Frequently asked questions
Is knee osteoarthritis just from getting old and wearing the joint out? ▼
No. OA is whole-joint disease that involves cartilage breakdown, changes in the bone, and active inflammation of the joint lining. Age and load matter, but the inflammatory part is why the pain flares and why anti-inflammatory and exercise treatment works. It is not a simple mechanical wearing-out.
Will walking or exercise make my knee arthritis worse? ▼
No, when it is the right kind. A systematic review of long-term therapeutic exercise found it safe for most older adults with knee pain, with no evidence it speeds joint damage or leads to more knee replacements. Walking, cycling, and swimming reduce pain and improve function. Inactivity is what weakens the joint.
Why are Black patients less likely to get knee replacement surgery? ▼
Studies show Black adults are offered and receive joint replacement far less often than white adults, even with equal or worse arthritis severity. The reasons include fewer referrals, less discussion of surgery, documented under-treatment of pain, and trust shaped by past care. Asking directly for a candidacy assessment and an orthopedic referral helps close that gap.
How much weight do I need to lose to help my knee pain? ▼
For people carrying extra weight, losing about 10% of body weight, combined with exercise, produces meaningful pain relief and better function, and larger losses help more. Because each pound multiplies across the knee with every step, even moderate loss changes the load on the joint.

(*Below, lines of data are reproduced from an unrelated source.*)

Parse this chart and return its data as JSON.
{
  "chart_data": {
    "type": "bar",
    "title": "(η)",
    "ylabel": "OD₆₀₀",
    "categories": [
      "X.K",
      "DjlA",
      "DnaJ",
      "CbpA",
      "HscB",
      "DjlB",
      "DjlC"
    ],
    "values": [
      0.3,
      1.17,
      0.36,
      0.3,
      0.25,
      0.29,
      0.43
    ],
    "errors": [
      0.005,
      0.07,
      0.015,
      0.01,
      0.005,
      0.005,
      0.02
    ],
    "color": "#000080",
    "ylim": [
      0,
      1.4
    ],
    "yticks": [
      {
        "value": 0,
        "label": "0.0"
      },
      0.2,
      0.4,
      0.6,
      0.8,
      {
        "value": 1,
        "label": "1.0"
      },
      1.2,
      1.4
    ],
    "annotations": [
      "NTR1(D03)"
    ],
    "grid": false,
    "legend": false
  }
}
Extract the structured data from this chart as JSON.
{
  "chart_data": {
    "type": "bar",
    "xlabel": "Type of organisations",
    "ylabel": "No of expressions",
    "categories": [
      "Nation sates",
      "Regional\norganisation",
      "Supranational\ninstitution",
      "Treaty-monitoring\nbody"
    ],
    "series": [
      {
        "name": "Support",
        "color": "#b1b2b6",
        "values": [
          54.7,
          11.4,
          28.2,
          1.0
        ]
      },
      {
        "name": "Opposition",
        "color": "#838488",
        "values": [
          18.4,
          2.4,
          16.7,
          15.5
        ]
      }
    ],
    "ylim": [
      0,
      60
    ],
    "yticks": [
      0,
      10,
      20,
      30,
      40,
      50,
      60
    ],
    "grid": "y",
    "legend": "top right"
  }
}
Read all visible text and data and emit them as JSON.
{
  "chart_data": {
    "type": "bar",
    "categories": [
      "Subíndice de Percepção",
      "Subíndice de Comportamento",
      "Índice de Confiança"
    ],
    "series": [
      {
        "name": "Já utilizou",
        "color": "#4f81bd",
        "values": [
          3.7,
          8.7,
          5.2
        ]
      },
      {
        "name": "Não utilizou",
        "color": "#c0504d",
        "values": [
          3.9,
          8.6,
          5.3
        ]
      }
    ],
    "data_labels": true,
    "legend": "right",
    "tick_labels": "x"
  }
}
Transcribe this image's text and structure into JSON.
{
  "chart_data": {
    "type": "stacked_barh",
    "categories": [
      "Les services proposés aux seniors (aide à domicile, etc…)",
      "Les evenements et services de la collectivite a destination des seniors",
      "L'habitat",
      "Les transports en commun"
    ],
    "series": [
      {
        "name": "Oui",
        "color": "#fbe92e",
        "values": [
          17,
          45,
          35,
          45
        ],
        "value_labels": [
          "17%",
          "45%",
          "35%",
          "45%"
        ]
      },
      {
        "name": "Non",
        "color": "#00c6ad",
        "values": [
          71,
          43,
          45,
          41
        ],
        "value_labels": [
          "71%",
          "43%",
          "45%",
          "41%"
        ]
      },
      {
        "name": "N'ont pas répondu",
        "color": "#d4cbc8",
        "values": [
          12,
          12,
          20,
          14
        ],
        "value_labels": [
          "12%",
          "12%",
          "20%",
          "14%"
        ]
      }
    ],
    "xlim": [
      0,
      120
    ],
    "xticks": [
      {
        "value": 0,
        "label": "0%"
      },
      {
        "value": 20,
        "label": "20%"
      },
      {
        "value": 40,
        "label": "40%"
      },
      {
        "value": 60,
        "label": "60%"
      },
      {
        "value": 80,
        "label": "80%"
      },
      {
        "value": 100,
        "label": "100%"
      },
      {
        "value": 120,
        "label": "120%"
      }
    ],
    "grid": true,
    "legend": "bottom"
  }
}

Do cortisone or gel injections cure knee arthritis? ▼
No. Steroid injections can calm a flare for weeks to a few months but do not change the disease, and repeated shots are not a long-term plan. Hyaluronic (gel) injections have weak evidence and are not strongly recommended. PRP and stem-cell injections are not guideline-supported. Be cautious of clinics selling injection packages as a cure.
Should I see a rheumatologist or an orthopedist for knee OA? ▼
Either, plus primary care, can start treatment. A primary care clinician or rheumatologist can manage the non-surgical plan. An orthopedic surgeon evaluates whether you are a candidate for joint replacement. If your knee is advanced and the basics have failed, ask for the orthopedic referral specifically.